Modulatory action of progesterone and progesterone antagonists on hypothalamic-pituitary function

Abstract

The ability of ovarian steroids to sensitize and desensitize the pituitary gonadotroph to hypothalamic gonadotrophin-releasing hormone (GnRH) is essential for their modulatory actions on gonadotrophin secretion. The time-dependent actions of progesterone on GnRH-stimulated gonadotrophin secretion from cultured pituitary cells obtained from female rats were examined. Progesterone induced an acute stimulatory effect on luteinizing hormone (LH) and follicle-stimulating hormone (FSH) secretion in cell perifusion studies, from as early as 50 min after the onset of progesterone treatment.
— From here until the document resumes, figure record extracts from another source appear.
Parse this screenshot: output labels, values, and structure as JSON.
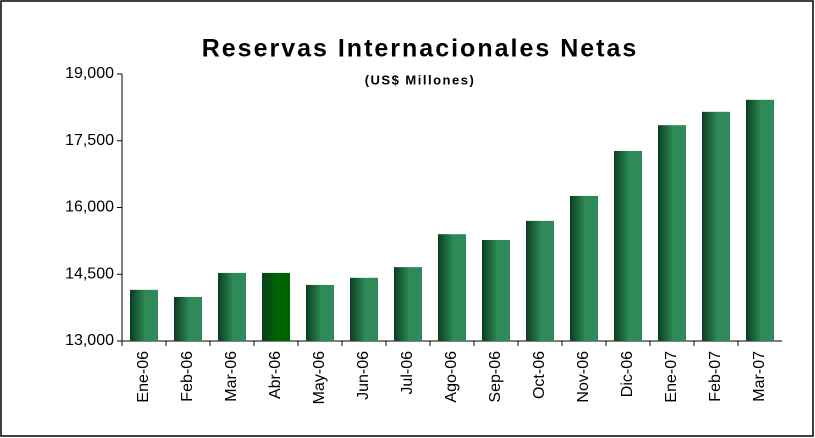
{
  "chart_data": {
    "type": "bar",
    "title": "Reservas Internacionales Netas",
    "subtitle": "(US$ Millones)",
    "categories": [
      "Ene-06",
      "Feb-06",
      "Mar-06",
      "Abr-06",
      "May-06",
      "Jun-06",
      "Jul-06",
      "Ago-06",
      "Sep-06",
      "Oct-06",
      "Nov-06",
      "Dic-06",
      "Ene-07",
      "Feb-07",
      "Mar-07"
    ],
    "values": [
      14150,
      13990,
      14530,
      14530,
      14260,
      14420,
      14660,
      15400,
      15270,
      15700,
      16260,
      17270,
      17850,
      18150,
      18420
    ],
    "colors": [
      "#2e8b57",
      "#2e8b57",
      "#2e8b57",
      "#006400",
      "#2e8b57",
      "#2e8b57",
      "#2e8b57",
      "#2e8b57",
      "#2e8b57",
      "#2e8b57",
      "#2e8b57",
      "#2e8b57",
      "#2e8b57",
      "#2e8b57",
      "#2e8b57"
    ],
    "ylim": [
      13000,
      19000
    ],
    "yticks": [
      {
        "value": 13000,
        "label": "13,000"
      },
      {
        "value": 14500,
        "label": "14,500"
      },
      {
        "value": 16000,
        "label": "16,000"
      },
      {
        "value": 17500,
        "label": "17,500"
      },
      {
        "value": 19000,
        "label": "19,000"
      }
    ],
    "grid": false
  }
}
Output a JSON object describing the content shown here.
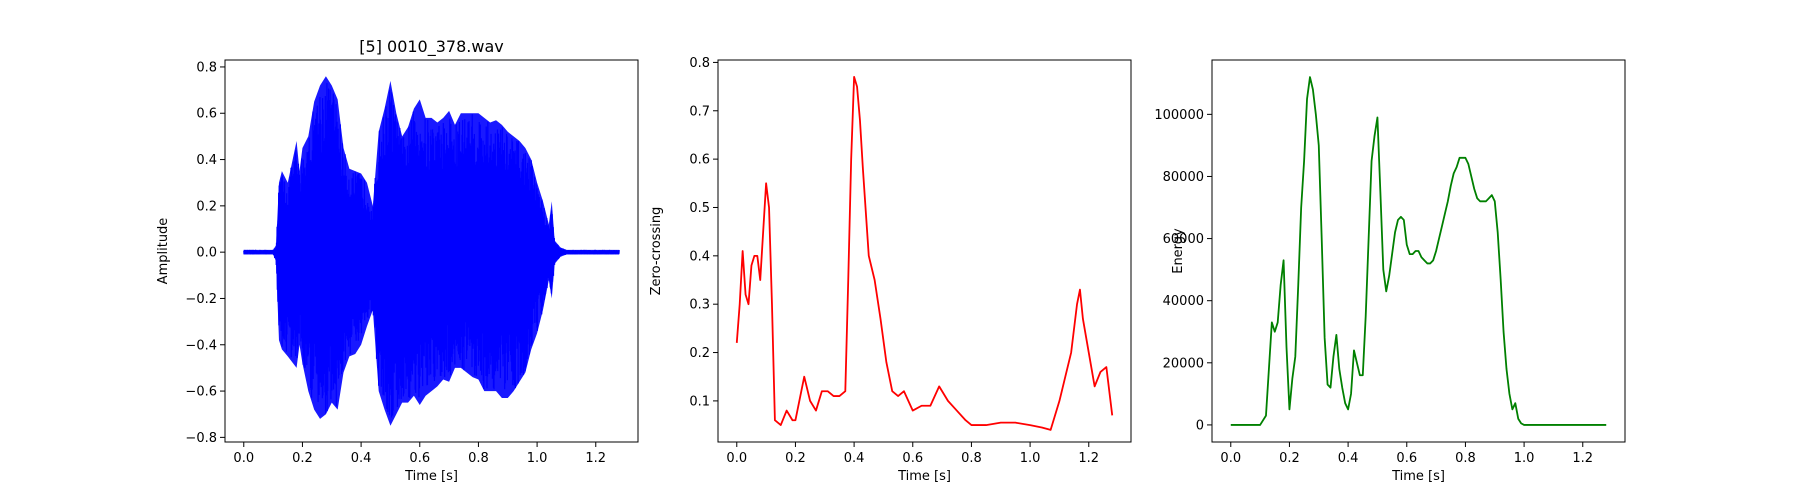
{
  "chart_data": [
    {
      "type": "line",
      "title": "[5] 0010_378.wav",
      "xlabel": "Time [s]",
      "ylabel": "Amplitude",
      "xlim": [
        -0.064,
        1.344
      ],
      "ylim": [
        -0.82,
        0.83
      ],
      "xticks": [
        0.0,
        0.2,
        0.4,
        0.6,
        0.8,
        1.0,
        1.2
      ],
      "xtick_labels": [
        "0.0",
        "0.2",
        "0.4",
        "0.6",
        "0.8",
        "1.0",
        "1.2"
      ],
      "yticks": [
        -0.8,
        -0.6,
        -0.4,
        -0.2,
        0.0,
        0.2,
        0.4,
        0.6,
        0.8
      ],
      "ytick_labels": [
        "−0.8",
        "−0.6",
        "−0.4",
        "−0.2",
        "0.0",
        "0.2",
        "0.4",
        "0.6",
        "0.8"
      ],
      "grid": false,
      "color": "#0000ff",
      "style": "waveform",
      "envelope": {
        "x": [
          0.0,
          0.1,
          0.11,
          0.12,
          0.13,
          0.15,
          0.18,
          0.19,
          0.2,
          0.22,
          0.24,
          0.26,
          0.28,
          0.3,
          0.32,
          0.34,
          0.36,
          0.38,
          0.4,
          0.42,
          0.44,
          0.46,
          0.48,
          0.5,
          0.52,
          0.54,
          0.56,
          0.58,
          0.6,
          0.62,
          0.64,
          0.66,
          0.68,
          0.7,
          0.72,
          0.74,
          0.76,
          0.78,
          0.8,
          0.82,
          0.84,
          0.86,
          0.88,
          0.9,
          0.92,
          0.94,
          0.96,
          0.98,
          1.0,
          1.02,
          1.04,
          1.05,
          1.06,
          1.08,
          1.1,
          1.28
        ],
        "upper": [
          0.01,
          0.01,
          0.03,
          0.3,
          0.35,
          0.3,
          0.48,
          0.35,
          0.45,
          0.5,
          0.65,
          0.72,
          0.76,
          0.72,
          0.66,
          0.45,
          0.36,
          0.35,
          0.34,
          0.3,
          0.2,
          0.52,
          0.62,
          0.74,
          0.6,
          0.5,
          0.54,
          0.62,
          0.66,
          0.58,
          0.58,
          0.56,
          0.58,
          0.61,
          0.55,
          0.6,
          0.6,
          0.6,
          0.6,
          0.58,
          0.56,
          0.57,
          0.55,
          0.52,
          0.5,
          0.48,
          0.45,
          0.4,
          0.3,
          0.22,
          0.12,
          0.22,
          0.05,
          0.02,
          0.01,
          0.01
        ],
        "lower": [
          -0.01,
          -0.01,
          -0.04,
          -0.38,
          -0.42,
          -0.45,
          -0.5,
          -0.4,
          -0.48,
          -0.6,
          -0.68,
          -0.72,
          -0.7,
          -0.65,
          -0.68,
          -0.52,
          -0.45,
          -0.44,
          -0.4,
          -0.32,
          -0.25,
          -0.6,
          -0.68,
          -0.75,
          -0.7,
          -0.65,
          -0.65,
          -0.62,
          -0.66,
          -0.62,
          -0.6,
          -0.58,
          -0.55,
          -0.56,
          -0.5,
          -0.5,
          -0.52,
          -0.54,
          -0.55,
          -0.6,
          -0.6,
          -0.6,
          -0.63,
          -0.63,
          -0.6,
          -0.56,
          -0.52,
          -0.42,
          -0.35,
          -0.25,
          -0.12,
          -0.2,
          -0.05,
          -0.02,
          -0.01,
          -0.01
        ]
      }
    },
    {
      "type": "line",
      "xlabel": "Time [s]",
      "ylabel": "Zero-crossing",
      "xlim": [
        -0.064,
        1.344
      ],
      "ylim": [
        0.015,
        0.805
      ],
      "xticks": [
        0.0,
        0.2,
        0.4,
        0.6,
        0.8,
        1.0,
        1.2
      ],
      "xtick_labels": [
        "0.0",
        "0.2",
        "0.4",
        "0.6",
        "0.8",
        "1.0",
        "1.2"
      ],
      "yticks": [
        0.1,
        0.2,
        0.3,
        0.4,
        0.5,
        0.6,
        0.7,
        0.8
      ],
      "ytick_labels": [
        "0.1",
        "0.2",
        "0.3",
        "0.4",
        "0.5",
        "0.6",
        "0.7",
        "0.8"
      ],
      "grid": false,
      "color": "#ff0000",
      "x": [
        0.0,
        0.01,
        0.02,
        0.03,
        0.04,
        0.05,
        0.06,
        0.07,
        0.08,
        0.09,
        0.1,
        0.11,
        0.12,
        0.13,
        0.15,
        0.17,
        0.19,
        0.2,
        0.22,
        0.23,
        0.25,
        0.27,
        0.29,
        0.31,
        0.33,
        0.35,
        0.37,
        0.38,
        0.39,
        0.4,
        0.41,
        0.42,
        0.43,
        0.45,
        0.47,
        0.49,
        0.51,
        0.53,
        0.55,
        0.57,
        0.6,
        0.63,
        0.66,
        0.69,
        0.72,
        0.75,
        0.78,
        0.8,
        0.85,
        0.9,
        0.95,
        1.0,
        1.04,
        1.07,
        1.1,
        1.12,
        1.14,
        1.16,
        1.17,
        1.18,
        1.2,
        1.22,
        1.24,
        1.26,
        1.28
      ],
      "y": [
        0.22,
        0.3,
        0.41,
        0.32,
        0.3,
        0.38,
        0.4,
        0.4,
        0.35,
        0.45,
        0.55,
        0.5,
        0.3,
        0.06,
        0.05,
        0.08,
        0.06,
        0.06,
        0.12,
        0.15,
        0.1,
        0.08,
        0.12,
        0.12,
        0.11,
        0.11,
        0.12,
        0.35,
        0.6,
        0.77,
        0.75,
        0.68,
        0.58,
        0.4,
        0.35,
        0.27,
        0.18,
        0.12,
        0.11,
        0.12,
        0.08,
        0.09,
        0.09,
        0.13,
        0.1,
        0.08,
        0.06,
        0.05,
        0.05,
        0.055,
        0.055,
        0.05,
        0.045,
        0.04,
        0.1,
        0.15,
        0.2,
        0.3,
        0.33,
        0.27,
        0.2,
        0.13,
        0.16,
        0.17,
        0.07
      ]
    },
    {
      "type": "line",
      "xlabel": "Time [s]",
      "ylabel": "Energy",
      "xlim": [
        -0.064,
        1.344
      ],
      "ylim": [
        -5500,
        117500
      ],
      "xticks": [
        0.0,
        0.2,
        0.4,
        0.6,
        0.8,
        1.0,
        1.2
      ],
      "xtick_labels": [
        "0.0",
        "0.2",
        "0.4",
        "0.6",
        "0.8",
        "1.0",
        "1.2"
      ],
      "yticks": [
        0,
        20000,
        40000,
        60000,
        80000,
        100000
      ],
      "ytick_labels": [
        "0",
        "20000",
        "40000",
        "60000",
        "80000",
        "100000"
      ],
      "grid": false,
      "color": "#008000",
      "x": [
        0.0,
        0.1,
        0.12,
        0.14,
        0.15,
        0.16,
        0.17,
        0.18,
        0.19,
        0.2,
        0.21,
        0.22,
        0.23,
        0.24,
        0.25,
        0.26,
        0.27,
        0.28,
        0.29,
        0.3,
        0.31,
        0.32,
        0.33,
        0.34,
        0.35,
        0.36,
        0.37,
        0.38,
        0.39,
        0.4,
        0.41,
        0.42,
        0.43,
        0.44,
        0.45,
        0.46,
        0.47,
        0.48,
        0.49,
        0.5,
        0.51,
        0.52,
        0.53,
        0.54,
        0.55,
        0.56,
        0.57,
        0.58,
        0.59,
        0.6,
        0.61,
        0.62,
        0.63,
        0.64,
        0.65,
        0.66,
        0.67,
        0.68,
        0.69,
        0.7,
        0.71,
        0.72,
        0.73,
        0.74,
        0.75,
        0.76,
        0.77,
        0.78,
        0.79,
        0.8,
        0.81,
        0.82,
        0.83,
        0.84,
        0.85,
        0.86,
        0.87,
        0.88,
        0.89,
        0.9,
        0.91,
        0.92,
        0.93,
        0.94,
        0.95,
        0.96,
        0.97,
        0.98,
        0.99,
        1.0,
        1.01,
        1.02,
        1.03,
        1.04,
        1.05,
        1.06,
        1.07,
        1.1,
        1.2,
        1.28
      ],
      "y": [
        0,
        0,
        3000,
        33000,
        30000,
        33000,
        45000,
        53000,
        25000,
        5000,
        15000,
        22000,
        45000,
        70000,
        85000,
        105000,
        112000,
        108000,
        100000,
        90000,
        60000,
        28000,
        13000,
        12000,
        22000,
        29000,
        18000,
        12000,
        7000,
        5000,
        10000,
        24000,
        20000,
        16000,
        16000,
        35000,
        60000,
        85000,
        93000,
        99000,
        75000,
        50000,
        43000,
        48000,
        55000,
        62000,
        66000,
        67000,
        66000,
        58000,
        55000,
        55000,
        56000,
        56000,
        54000,
        53000,
        52000,
        52000,
        53000,
        56000,
        60000,
        64000,
        68000,
        72000,
        77000,
        81000,
        83000,
        86000,
        86000,
        86000,
        84000,
        80000,
        76000,
        73000,
        72000,
        72000,
        72000,
        73000,
        74000,
        72000,
        62000,
        47000,
        30000,
        18000,
        10000,
        5000,
        7000,
        2000,
        500,
        0,
        0,
        0,
        0,
        0,
        0,
        0,
        0,
        0,
        0,
        0
      ]
    }
  ]
}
Long-term incubation (52 h) of pituitary cells in static culture reduced the responsiveness of the gonadotroph to GnRH. The antiprogestins RU486, ZK 98.299, and ZK 98.734 blocked both the acute facilitatory and the long-term inhibitory action of progesterone. In the absence of progesterone, the antiprogestins per se induced marked inhibitory and stimulatory effects on GnRH-stimulated LH secretion. In brief, short-term treatment of non-oestrogen-primed cells with antiprogestins was ineffective (ZK compounds) or reduced LH secretion (RU486), while long-term treatment was stimulatory. Oestrogen-primed cells exerted exclusively inhibitory effects on GnRH-induced LH secretion. In conclusion, antiprogestins are effective antagonists of progesterone actions in the gonadotroph. However, they exert diverse actions on gonadotrophin secretion in the absence of progesterone, which might interfere with their antagonistic properties.